2. There are still other kinds of vaccine strategies against SARS-CoV-2 and HPV, and their impact on reducing public hesitancy needs to be discussed.
3. The authors do not provide data on the proportion of people with vaccine hesitancy or the impact on viral prevalence.
4. Relevant data and analysis should be provided on the beneficial effects of vaccines to the public hesitancy.
Author Response
The authors analyzed the phenomenon of public vaccine hesitancy through the COVID-19 vaccine and HPV vaccine. Although mRNA and VLP vaccines play a very good role, some people are still wary of vaccines. However, I still have some major concerns and suggestions that need to be addressed.
Re: Thank you for your comments bellow, I answer each of them:
- There is a need to discuss whether the core issue of public concern about vaccines is the safety of vaccines or the protective effect of vaccines and social communication.
Re: As I explained in the introduction, I opted to present an opinion about the role of the vaccine market in vaccine hesitancy, that the full journal issue will be devoted to this topic, thus I add a piece to a much larger puzzle. I did not aim to explore safety, efficacy, or social communication.
- There are still other kinds of vaccine strategies against SARS-CoV-2 and HPV, and their impact on reducing public hesitancy needs to be discussed.
Re: Of course, there are other public health measures like isolation, face masks, quarantines for COVID19 and postponement of sexual initiation, for HPV. But I did not aim at discussing the role of these vaccines in controlling the infections, but to describe the source of the funding for the science behind these to vaccines and the insufficient recognition of this fact by the current patent system.
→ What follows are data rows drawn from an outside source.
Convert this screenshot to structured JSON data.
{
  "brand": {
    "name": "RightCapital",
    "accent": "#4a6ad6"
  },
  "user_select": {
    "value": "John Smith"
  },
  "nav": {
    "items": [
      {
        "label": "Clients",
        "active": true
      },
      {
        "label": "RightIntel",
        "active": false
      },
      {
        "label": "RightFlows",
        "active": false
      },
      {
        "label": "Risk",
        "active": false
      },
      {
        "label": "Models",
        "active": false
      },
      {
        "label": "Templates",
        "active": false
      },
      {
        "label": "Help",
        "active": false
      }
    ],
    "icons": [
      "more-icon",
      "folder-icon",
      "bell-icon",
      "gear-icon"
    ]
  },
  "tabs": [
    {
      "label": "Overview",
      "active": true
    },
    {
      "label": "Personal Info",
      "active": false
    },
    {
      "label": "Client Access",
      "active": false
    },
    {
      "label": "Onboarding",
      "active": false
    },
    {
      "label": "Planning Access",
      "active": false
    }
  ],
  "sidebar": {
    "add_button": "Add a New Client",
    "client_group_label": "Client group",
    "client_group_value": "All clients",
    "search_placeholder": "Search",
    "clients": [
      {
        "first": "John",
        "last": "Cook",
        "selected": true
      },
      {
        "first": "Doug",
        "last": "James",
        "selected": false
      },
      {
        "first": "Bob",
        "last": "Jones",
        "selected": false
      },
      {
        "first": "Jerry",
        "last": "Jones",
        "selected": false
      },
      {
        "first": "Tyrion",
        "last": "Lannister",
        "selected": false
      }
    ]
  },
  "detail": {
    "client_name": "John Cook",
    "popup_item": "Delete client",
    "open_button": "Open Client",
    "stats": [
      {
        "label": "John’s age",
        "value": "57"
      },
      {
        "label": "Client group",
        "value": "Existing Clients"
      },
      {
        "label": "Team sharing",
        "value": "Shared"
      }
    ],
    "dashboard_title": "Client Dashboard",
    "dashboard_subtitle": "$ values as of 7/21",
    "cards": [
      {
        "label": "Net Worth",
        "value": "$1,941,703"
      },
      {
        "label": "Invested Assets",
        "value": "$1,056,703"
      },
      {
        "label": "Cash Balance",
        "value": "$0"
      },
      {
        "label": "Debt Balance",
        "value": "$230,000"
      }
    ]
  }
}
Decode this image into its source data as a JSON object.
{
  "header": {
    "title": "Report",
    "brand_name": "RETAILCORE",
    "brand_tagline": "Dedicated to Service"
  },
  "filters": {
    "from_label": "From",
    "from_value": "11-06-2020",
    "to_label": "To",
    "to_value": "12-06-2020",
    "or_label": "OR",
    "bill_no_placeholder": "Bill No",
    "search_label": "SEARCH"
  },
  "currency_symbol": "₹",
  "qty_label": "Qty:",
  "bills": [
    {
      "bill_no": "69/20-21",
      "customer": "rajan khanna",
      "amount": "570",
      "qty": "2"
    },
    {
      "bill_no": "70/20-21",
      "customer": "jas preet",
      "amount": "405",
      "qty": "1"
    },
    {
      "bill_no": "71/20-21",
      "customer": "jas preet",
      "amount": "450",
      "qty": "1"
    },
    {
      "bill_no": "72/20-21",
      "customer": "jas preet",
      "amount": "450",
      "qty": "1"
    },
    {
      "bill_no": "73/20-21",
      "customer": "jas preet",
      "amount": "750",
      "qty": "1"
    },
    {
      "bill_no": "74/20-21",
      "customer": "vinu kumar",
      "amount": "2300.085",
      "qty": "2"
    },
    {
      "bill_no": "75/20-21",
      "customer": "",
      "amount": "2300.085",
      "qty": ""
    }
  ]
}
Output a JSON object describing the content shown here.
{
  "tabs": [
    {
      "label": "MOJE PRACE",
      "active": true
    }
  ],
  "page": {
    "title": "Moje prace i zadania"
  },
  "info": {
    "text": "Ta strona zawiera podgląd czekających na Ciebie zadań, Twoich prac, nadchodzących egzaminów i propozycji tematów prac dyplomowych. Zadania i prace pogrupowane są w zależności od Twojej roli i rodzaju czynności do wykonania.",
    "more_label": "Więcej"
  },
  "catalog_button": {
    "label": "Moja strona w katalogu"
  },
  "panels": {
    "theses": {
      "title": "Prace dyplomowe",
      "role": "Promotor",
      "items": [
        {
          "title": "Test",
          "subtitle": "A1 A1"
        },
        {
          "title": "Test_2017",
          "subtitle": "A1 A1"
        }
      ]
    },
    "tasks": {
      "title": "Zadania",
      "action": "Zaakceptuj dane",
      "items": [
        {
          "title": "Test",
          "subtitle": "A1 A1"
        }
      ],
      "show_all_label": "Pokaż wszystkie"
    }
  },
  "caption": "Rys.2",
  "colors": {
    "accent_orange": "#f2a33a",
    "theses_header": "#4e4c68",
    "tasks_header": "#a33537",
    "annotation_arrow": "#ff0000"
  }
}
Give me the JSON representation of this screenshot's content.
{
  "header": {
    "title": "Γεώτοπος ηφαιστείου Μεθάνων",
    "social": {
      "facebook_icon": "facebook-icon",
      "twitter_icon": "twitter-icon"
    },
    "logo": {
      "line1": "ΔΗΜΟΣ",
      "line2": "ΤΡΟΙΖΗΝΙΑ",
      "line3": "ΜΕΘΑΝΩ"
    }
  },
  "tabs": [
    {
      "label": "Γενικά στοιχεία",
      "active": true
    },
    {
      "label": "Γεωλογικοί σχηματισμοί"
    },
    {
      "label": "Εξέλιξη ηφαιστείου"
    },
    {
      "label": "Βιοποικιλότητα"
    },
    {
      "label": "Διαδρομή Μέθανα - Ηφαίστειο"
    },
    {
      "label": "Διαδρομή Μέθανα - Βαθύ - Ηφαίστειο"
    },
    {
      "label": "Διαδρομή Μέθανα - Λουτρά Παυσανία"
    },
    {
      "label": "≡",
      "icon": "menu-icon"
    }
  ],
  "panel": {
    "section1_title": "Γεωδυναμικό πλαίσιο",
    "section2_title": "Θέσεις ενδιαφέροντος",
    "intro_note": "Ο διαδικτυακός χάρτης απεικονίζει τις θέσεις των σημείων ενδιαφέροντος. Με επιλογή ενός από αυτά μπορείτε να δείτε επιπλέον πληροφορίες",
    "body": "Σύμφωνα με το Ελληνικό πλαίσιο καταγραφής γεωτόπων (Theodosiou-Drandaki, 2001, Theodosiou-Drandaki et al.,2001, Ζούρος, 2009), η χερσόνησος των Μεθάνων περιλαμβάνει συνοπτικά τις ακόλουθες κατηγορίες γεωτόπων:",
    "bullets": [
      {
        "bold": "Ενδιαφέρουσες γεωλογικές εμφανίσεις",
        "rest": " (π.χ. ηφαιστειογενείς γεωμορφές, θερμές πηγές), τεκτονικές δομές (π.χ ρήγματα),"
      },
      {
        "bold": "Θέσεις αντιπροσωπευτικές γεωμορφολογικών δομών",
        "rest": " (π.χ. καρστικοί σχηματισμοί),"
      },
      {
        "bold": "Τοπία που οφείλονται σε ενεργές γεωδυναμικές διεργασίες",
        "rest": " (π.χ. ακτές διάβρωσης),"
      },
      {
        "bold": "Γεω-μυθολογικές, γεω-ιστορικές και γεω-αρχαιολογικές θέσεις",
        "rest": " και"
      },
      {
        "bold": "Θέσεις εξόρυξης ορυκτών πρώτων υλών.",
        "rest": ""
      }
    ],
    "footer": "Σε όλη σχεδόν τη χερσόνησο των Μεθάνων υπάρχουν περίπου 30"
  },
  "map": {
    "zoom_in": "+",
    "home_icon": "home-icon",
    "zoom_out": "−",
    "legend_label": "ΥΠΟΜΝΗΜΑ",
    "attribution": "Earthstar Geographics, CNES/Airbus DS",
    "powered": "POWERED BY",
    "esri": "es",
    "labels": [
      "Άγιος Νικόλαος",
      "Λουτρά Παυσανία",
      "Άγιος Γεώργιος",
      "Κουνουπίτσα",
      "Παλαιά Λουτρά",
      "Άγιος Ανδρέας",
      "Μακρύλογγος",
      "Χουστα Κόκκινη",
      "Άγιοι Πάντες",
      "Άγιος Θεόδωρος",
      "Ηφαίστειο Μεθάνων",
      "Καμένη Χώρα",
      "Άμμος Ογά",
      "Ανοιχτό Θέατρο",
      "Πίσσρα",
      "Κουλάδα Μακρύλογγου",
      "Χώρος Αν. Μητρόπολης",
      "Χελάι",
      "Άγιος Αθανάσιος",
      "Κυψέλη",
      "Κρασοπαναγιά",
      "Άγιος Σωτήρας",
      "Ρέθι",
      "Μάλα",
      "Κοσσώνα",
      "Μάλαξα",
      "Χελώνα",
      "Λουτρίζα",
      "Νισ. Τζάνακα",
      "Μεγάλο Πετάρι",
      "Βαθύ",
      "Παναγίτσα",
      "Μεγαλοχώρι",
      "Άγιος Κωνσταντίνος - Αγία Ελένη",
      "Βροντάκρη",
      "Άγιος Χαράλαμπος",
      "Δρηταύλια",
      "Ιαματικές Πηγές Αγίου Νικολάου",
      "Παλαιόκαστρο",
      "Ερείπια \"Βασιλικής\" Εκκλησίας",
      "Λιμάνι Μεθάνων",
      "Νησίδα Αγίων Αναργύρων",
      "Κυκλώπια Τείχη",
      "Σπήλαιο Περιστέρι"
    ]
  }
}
- The authors do not provide data on the proportion of people with vaccine hesitancy or the impact on viral prevalence.
Re: As I explained in my answer to comment #1: these questions are out of the scope of my commentary.
- Relevant data and analysis should be provided on the beneficial effects of vaccines to the public hesitancy.
Re: I do not quite get the question; I assume you mean how an effective vaccine will help to decrease public hesitancy. Sure, good results will help very much in decreasing public hesitancy, as we saw with the Chinese vaccines acceptability during the pandemic. But that will also divert the focus of my commentary.
Reviewer 3 Report
The author has considered my comments and added the necessary information. I have no further comments.
Author Response
I thank very much to this reviewer whose suggestions help me to improve the manuscript.
Reviewer 4 Report
Thank you - no further comments to make.
Author Response
I thank very much to this reviewer whose commentaries and suggestions help so much to improve my manuscript.